Erlend, 2018 yazında İsveç ile Arjantin kökenli şarkıcı José González ve La Comitiva ile birlikte tekrar Şili’ye döndü. Niña Tormenta, Diego Lorenizi, Salanca Selector gibi isimlerle konserler verdi. La Comitiva ile birlikteliği 2018 yılındaki bu tur sayesinde sahne aldıkları Şili, Arjantin, Kolombiya ve Meksika turnesinde profesyonel hale geldi. Ardından bir yıl sonra Diego Lorenzini’nin “De Algo Hay Que Morir” adlı albümünde yer alan “Me Voy a Valparaíso” adlı şarkısında sanatçı ile iş birliği yaptı.
9 Kasım 2019’da Erlend’in kulak çınlaması sorunu nedeniyle daha kısa setler ve çok daha az sayıda sahne almak şartıyla da olsa The Whitest Boy Alive ile Şili’deki Fauna Festivali’nde tekrar birleşerek sahne alacaklarını duyurdu. Bu geri dönüş 5-6 ay sonra “Serious” adında yeni bir The Whitest Boy Alive single’ı doğurdu. La Comitiva albümü pandemi, Kings of Convenience ve Marco Castello’nun albümlerinin çıkışı gibi çok sayıda sebep yüzünden ertelendi. Fakat bu yıl albümün yayınlanması kesin!

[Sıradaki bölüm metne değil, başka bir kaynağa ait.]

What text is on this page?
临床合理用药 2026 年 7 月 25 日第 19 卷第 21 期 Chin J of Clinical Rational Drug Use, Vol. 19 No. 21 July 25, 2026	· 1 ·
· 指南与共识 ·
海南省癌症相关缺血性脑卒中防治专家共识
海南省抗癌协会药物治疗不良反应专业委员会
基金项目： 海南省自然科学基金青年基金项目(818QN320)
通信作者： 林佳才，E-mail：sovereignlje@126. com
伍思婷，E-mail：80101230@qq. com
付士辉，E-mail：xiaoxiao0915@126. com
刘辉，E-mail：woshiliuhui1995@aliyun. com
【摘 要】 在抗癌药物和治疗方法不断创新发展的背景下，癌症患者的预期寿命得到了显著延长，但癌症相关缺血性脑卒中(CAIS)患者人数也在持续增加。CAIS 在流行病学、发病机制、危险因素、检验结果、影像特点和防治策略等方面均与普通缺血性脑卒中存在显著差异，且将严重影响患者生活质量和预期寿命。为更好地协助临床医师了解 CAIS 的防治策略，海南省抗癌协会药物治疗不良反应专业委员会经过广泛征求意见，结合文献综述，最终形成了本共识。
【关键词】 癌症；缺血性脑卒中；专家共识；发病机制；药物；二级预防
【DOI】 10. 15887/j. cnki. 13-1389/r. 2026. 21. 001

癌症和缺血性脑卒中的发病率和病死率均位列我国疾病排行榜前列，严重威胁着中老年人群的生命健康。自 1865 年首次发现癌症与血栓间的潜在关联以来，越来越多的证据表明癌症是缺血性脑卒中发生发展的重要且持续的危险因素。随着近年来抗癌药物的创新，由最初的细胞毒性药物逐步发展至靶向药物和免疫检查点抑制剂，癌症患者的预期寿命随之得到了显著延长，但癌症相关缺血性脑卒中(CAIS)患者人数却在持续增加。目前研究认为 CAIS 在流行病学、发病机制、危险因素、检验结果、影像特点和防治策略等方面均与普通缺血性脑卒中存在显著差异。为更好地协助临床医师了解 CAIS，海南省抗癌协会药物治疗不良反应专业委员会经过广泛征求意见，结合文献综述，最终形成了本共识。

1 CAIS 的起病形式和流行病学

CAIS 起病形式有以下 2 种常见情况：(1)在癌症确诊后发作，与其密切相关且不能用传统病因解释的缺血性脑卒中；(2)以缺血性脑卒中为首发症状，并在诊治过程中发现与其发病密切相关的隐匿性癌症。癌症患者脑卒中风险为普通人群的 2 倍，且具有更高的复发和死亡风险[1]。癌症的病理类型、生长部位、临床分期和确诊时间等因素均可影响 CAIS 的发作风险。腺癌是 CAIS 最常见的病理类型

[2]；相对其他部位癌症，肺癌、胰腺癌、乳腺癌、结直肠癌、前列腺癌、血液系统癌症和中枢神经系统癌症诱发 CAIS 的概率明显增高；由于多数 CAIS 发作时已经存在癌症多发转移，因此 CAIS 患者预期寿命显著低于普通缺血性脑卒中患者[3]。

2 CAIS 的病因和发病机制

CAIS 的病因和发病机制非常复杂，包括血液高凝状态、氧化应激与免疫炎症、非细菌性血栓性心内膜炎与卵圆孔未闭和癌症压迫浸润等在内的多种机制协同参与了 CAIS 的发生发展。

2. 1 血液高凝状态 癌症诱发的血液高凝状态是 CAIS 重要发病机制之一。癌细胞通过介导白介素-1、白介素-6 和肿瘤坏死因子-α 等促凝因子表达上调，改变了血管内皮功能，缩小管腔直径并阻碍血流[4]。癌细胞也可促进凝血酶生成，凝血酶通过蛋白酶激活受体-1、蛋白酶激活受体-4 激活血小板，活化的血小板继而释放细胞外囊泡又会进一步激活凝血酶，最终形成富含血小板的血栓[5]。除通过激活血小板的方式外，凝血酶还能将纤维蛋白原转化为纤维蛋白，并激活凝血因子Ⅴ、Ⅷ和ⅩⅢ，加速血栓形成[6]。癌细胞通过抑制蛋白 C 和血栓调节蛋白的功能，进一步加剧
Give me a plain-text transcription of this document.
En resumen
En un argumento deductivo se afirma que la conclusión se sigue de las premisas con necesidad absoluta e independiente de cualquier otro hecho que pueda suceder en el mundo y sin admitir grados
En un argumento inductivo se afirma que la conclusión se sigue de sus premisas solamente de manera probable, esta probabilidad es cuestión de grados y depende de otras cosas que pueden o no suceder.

Erlend, tüm bu müzikal kariyerinin içerisinde Sicilya’daki arkadaşlarıyla çalmaya da devam etti. İtalya’nın Siracusa gibi küçük bir kasabalarında insanlar birbirlerinin evlerindeki yemek masalarında sosyalleşir. Bu masalarda müzik aletleri ortaya çıkar ve masanın etrafında saatlerce şarkı söylenir. Erlend de böyle bir akşamda ukulele çalarken ona, Marco klasik gitarıyla, Luigi Brezilyalı samba aleti olan Cavaquinho ile ve Stefano, Kings of Convenience ile kullandığı bas gitarla eşlik eder... Bu da La Comitiva’nın müzikal ruhunun yansımasıdır.
Erlend Øye'nin Sicilya Rüyası
La Comitiva; Erlend’in daha önceki kariyerinden aşinası olduğumuz Skog’un rock’ından, Kings of Convenience’ın indie folk ve pop’undan ve The Whitest Boy Alive’ın elektronik altyapılı indie pop’undan tamamen farklıdır. Erlend’in müziğindeki egzotik bir renk ve lezzeti ifade eder.
Erlend, La Comitiva projesine başlamasının temel amacını çok sevdiği 60 ve 70’lerin İtalyan müziklerinden etkilenen bir sound olarak ifade eder. O dönemlere ait zengin düzenlemeler, iç ısıtan sıcak melodileri karakterize eder ve İtalyan müziğine bir saygı duruşunda bulunur. Erlend Øye’nin La Comitiva ile birlikte yayınladığı şarkıları, hafif tempolu pop melodileriyle doludur ve her biri Akdeniz’in sıcak esintisini dinleyicilerine net bir şekilde hissettirir. Her ne kadar Norveçli olsa da Erlend’in müziği, Sicilya’nın güneşli havasından ilham alır, huzurlu bir atmosfere de sahiptir. Kendilerini “Sadece birlikte müzik çalan dört arkadaşız” diye tanıtan La Comitiva, notalar aracılığıyla dinleyicilere bir yaz akşamının sıcaklığını hissettirecektir. Her dinleyeni de Akdeniz’in büyüleyici manzarasına davet eden bir müzik yolculuk sunacaklardır. Erlend Øye ve La Comitiva’nın 8 Mayıs Çarşamba akşamı Turkcell Platinum Sahnesi’nde gerçekleşecek bu yolculuğunu kaçırmayın.